Après un détour par une petite pièce asiatique et légère pour la scène avec le magicien dans le cirque, la musique devient plus amère, plus tendue. Le thème se fait moins présent, laissant place, à partir de la scène où la mère tombe dans les escaliers, à une sinistre musique de suspense glaciale. Dès lors, l'accent est mis sur le pupitre des cordes, aux effets dissonants, à la fois sombres et stridents. On retrouve ici le Goldsmith des grandes musiques de thriller pures et dures. Il est assez intéressant de constater à quel point le thème entêtant s'éclipse dans la dernière partie pour laisser place à ce maelström cafardeux et macabre.

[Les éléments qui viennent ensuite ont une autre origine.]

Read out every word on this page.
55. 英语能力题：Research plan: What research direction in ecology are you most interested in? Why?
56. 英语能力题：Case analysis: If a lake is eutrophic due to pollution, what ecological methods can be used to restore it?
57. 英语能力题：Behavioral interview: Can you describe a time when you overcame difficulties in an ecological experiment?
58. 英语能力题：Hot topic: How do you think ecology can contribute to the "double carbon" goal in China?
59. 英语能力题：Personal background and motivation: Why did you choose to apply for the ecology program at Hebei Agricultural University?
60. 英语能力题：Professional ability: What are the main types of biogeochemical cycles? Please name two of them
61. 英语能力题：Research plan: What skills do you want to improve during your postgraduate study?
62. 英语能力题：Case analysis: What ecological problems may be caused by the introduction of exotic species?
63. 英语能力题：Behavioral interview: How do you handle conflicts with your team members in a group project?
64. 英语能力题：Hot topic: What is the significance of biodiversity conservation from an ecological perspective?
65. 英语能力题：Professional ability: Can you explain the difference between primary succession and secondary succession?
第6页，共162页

Ainsi, la scène où Niles revoit en flash-back la mort de Holland qui tombe dans le puits est accompagnée de manière terrifiante avec d'impressionnants clusters de cordes stridentes jouant sur des effets de glissandi rapides et des masses dissonances crispantes. Ce bref effet orchestral chaotique a pour but d'affirmer le ton horrifique de cette dernière partie du film, car sans l'effet désiré de la musique, il y aurait fort à parier que l'on distinguerait plus difficilement le climat horrifique souhaité par le réalisateur. La tension monte ainsi jusqu'à la dernière partie pour la scène finale de l'incendie de la grange. Cette dernière est accompagnée par des cordes et des vents sombres renforcés par un effet sonore intéressant s'apparentant au frottement lointain d'un gong pour obtenir une sonorité métallique profonde assez saisissante à l'écran. Le film se conclut ainsi sur cette dernière touche de terreur, l'histoire basculant finalement dans l'horreur pure après avoir débutée de manière assez niaise et innocente, le puzzle étant enfin reconstitué.

Au final, sans être un grand chef-d'oeuvre de Jerry Goldsmith, 'The Other' confirme que même sur des projets plus modestes, le compositeur sait toujours donner le meilleur de lui-même et offrir une musique ancrée pleinement dans les profondeurs du film, qui habite véritablement l'histoire et dépasse le simple cadre fonctionnel de ce genre musical, comme toujours chez le maestro californien.

A noter qu'une suite de 22 minutes du score a été publiée à l'époque sur l'album de Varèse Sarabande contenant l'enregistrement de 'The Mephisto Walz' de Goldsmith. Plus récemment, le même label a enregistré des segments du score sur la fameuse compilation 6 CD de 'Jerry Goldsmith At 20th Century Fox'. 'The Other' reste une petite oeuvre envoûtante méconnue du compositeur, et qui mériterait amplement d'être redécouverte, ne serait-ce que pour son thème principal nostalgique et envoûtant qui hante toute la partition du film.